But the sword was part of the soul of Arthur. It would not sink out of sight, until it had given a message, from their king to the Welsh, for all time.

After it had been thrown in the water, it disappeared, but rose again. First the shining blade, and then the hilt, and then a hand was seen to rise out of the flood.

Thrice that hand waved the sword round and round.

This was the prophecy of "the deathless from the dead." King Arthur's body might be hid in a cave, or molder in the ground, but his soul was to live and cheer his people. His beloved Cymric nation, with their undying language, were to rise in power again.

And the resurrection has been glorious. Not by the might of the soldier, or by arms or war—though the Welsh never flinch from duty, or before the foe—but by the power of poet, singer and the narrator of stories, that touch the imagination, and fire the soul to noble deeds, have these results come.

Arthur's good blade, thus waved above the waters, became a veritable sword of the Spirit.

Men of genius arose to flush with color the old legends. Prophets, preachers, monks, missionaries carried these all over Europe, and made them the vehicles of Christian doctrine. In their new forms, they fired the imagination and illuminated, as with ten thousand lamps, many lands and nations, until they held every people in spell. In miracle and morality play, they reappeared in beauty. They attuned the harp and instrument of the musician and the troubadour, and these sang the gospel in all lands, north and south, while telling the stories of Adam, and of Abraham, of Bethlehem, and of the cross, of the Holy Grail, and of Arthur and his Knights. All the precious lore of the Celtic race became transfigured, to illustrate and enforce Christian truth. The symbolical bowl, the Celtic caldron of abundance, became the cup of the Eucharist and the Grail the symbol of blessings eternal.

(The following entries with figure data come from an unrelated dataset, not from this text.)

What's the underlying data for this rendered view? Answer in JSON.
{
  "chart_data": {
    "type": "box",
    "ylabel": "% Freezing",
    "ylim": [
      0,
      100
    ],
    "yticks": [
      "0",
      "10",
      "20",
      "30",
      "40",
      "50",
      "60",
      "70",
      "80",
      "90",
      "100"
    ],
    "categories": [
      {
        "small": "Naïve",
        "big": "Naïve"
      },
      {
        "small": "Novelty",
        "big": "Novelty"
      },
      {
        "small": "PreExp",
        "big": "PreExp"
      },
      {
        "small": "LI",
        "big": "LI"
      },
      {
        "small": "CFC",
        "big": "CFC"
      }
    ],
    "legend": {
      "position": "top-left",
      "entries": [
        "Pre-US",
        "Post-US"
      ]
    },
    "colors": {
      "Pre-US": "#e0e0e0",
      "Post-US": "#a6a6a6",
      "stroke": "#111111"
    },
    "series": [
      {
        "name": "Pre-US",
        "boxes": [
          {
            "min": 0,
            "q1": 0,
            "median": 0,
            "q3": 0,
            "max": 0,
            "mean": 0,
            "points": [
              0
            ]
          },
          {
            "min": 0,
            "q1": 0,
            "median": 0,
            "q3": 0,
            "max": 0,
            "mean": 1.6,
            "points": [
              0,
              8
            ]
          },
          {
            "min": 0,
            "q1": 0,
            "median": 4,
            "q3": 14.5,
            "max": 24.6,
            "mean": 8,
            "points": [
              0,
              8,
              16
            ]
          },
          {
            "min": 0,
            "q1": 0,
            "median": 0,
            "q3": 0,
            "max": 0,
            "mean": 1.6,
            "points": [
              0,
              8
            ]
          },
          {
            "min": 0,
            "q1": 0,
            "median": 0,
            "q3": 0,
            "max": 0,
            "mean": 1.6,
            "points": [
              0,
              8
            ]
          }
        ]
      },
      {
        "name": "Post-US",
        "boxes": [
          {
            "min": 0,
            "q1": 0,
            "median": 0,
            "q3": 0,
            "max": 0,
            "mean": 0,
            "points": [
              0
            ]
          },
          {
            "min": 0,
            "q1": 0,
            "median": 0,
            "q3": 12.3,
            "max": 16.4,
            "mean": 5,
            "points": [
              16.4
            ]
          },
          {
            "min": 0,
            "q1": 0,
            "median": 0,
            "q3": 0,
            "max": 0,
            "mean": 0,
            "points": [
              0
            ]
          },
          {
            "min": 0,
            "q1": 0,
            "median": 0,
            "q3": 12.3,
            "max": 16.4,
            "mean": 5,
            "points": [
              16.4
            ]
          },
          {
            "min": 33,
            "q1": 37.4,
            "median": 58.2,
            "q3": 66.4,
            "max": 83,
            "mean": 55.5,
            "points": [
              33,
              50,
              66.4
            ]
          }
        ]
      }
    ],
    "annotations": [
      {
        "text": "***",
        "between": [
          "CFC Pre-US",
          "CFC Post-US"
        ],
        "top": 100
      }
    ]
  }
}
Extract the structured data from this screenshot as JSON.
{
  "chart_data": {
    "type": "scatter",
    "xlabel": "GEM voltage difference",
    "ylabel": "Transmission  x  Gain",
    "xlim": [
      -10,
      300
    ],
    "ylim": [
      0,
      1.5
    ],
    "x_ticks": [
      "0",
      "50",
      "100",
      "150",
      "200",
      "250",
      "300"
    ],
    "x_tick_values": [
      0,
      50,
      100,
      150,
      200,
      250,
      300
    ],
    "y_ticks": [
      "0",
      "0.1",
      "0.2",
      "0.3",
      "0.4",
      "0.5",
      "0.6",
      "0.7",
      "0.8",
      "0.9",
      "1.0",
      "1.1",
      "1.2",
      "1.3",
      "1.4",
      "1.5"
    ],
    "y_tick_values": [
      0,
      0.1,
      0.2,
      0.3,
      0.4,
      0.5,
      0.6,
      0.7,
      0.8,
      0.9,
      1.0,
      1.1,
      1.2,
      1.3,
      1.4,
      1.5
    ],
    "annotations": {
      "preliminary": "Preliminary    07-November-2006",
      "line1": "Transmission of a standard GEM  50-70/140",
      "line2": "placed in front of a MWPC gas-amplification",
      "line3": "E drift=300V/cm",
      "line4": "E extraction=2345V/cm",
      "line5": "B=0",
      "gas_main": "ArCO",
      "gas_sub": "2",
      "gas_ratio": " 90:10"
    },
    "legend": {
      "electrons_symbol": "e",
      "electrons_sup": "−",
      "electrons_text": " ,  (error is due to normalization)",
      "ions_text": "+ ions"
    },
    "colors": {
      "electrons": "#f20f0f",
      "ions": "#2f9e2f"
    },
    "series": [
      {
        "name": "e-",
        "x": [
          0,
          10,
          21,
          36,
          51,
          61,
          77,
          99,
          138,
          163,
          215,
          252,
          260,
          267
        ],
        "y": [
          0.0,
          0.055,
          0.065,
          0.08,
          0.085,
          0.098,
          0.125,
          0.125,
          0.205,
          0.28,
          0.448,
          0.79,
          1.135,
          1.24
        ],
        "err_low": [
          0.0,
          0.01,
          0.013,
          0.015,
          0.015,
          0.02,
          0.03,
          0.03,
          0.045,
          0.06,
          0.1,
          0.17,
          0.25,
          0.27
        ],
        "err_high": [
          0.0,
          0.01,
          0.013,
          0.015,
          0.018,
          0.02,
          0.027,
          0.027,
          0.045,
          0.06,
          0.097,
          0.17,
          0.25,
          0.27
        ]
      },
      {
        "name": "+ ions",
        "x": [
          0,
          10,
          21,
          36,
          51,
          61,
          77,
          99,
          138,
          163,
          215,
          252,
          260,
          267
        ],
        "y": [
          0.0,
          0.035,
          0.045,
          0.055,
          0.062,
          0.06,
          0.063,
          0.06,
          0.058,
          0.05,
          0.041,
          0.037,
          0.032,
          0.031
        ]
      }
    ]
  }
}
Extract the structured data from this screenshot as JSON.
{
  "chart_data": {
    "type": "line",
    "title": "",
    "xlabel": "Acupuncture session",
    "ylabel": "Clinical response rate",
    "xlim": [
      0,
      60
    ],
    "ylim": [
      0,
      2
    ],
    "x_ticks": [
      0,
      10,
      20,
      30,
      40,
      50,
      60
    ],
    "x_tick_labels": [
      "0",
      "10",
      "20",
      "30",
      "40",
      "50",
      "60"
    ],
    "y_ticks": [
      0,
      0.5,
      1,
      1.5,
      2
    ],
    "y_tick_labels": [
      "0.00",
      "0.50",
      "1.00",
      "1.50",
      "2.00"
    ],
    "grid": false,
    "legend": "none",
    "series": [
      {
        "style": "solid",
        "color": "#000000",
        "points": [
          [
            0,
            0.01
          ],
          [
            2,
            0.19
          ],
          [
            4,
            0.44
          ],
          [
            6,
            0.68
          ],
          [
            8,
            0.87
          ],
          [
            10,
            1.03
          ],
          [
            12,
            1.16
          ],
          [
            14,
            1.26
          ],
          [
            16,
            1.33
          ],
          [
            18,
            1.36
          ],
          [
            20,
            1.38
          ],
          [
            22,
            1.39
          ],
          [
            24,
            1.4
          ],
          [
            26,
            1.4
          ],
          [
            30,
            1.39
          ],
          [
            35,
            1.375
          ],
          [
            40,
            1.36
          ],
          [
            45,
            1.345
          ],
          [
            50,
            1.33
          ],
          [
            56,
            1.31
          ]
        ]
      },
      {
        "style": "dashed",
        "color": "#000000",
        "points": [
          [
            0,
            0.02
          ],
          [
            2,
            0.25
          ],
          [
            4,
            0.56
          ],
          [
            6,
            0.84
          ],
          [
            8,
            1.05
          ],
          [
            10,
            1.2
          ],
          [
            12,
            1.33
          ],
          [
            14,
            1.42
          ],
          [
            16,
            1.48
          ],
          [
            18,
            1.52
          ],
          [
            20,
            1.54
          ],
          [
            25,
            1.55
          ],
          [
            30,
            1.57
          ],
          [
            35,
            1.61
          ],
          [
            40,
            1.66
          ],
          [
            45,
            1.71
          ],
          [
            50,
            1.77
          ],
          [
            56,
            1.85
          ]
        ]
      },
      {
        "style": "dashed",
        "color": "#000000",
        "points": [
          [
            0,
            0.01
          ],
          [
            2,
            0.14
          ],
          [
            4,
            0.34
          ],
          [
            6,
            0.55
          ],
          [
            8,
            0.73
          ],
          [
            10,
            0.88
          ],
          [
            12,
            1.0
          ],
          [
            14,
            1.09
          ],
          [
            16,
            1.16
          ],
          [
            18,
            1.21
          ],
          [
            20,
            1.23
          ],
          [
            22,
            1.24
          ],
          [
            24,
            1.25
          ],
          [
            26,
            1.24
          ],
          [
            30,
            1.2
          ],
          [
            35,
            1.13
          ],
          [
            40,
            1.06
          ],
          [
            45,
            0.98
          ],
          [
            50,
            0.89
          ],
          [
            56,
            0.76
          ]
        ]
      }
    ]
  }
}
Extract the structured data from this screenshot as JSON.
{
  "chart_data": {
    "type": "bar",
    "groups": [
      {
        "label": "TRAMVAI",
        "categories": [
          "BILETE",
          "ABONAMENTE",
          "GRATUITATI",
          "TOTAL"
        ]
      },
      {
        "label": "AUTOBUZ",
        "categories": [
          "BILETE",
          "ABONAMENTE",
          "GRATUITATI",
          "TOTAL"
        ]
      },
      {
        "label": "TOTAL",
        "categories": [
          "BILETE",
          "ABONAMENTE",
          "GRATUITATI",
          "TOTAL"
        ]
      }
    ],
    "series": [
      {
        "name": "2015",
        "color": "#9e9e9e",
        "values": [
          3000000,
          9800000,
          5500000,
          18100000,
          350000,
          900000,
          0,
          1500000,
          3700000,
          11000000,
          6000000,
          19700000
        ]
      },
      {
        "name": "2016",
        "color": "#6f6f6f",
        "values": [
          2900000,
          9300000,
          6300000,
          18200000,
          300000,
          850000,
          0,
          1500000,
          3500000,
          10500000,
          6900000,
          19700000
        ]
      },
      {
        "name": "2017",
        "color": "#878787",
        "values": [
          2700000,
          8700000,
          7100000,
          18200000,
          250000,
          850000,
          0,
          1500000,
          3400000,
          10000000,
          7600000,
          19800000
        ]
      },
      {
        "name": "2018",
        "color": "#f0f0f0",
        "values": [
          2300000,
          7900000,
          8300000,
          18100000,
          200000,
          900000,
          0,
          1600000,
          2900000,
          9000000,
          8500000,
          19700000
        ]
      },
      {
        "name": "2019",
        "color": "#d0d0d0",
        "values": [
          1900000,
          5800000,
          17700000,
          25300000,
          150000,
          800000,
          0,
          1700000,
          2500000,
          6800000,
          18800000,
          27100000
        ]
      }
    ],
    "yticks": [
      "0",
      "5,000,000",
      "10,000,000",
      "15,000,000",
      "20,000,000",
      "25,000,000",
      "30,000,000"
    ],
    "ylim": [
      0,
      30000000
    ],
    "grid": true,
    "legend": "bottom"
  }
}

By the artists, in the stained glass, and in windows of the great churches, which were built no longer of wood but of stone, that blossomed under the chisel, the old legends were, by the new currents of truth, given a mystic glow. As wonderful as the rise of Gothic architecture and the upbuilding of cathedrals, as glorious as the light and art, that beautify the great temples of worship, was this re-birth of the Arthurian legends.

For now, again, the old virtues of the knightly days—loyalty, obedience, redress of wrongs, reverence of womanhood, and the application of Christian ethics to the old rude rules of decency, lifted the life of the common people to a nobler plane and ushered in the modern days.

Then, after seven hundred years, a host of singers, Tennyson leading them all, attuned the old Celtic harp. They reset for us the Cymric melody and colorful incidents in "the light that never was on sea or land." The old days live again in a greater glory.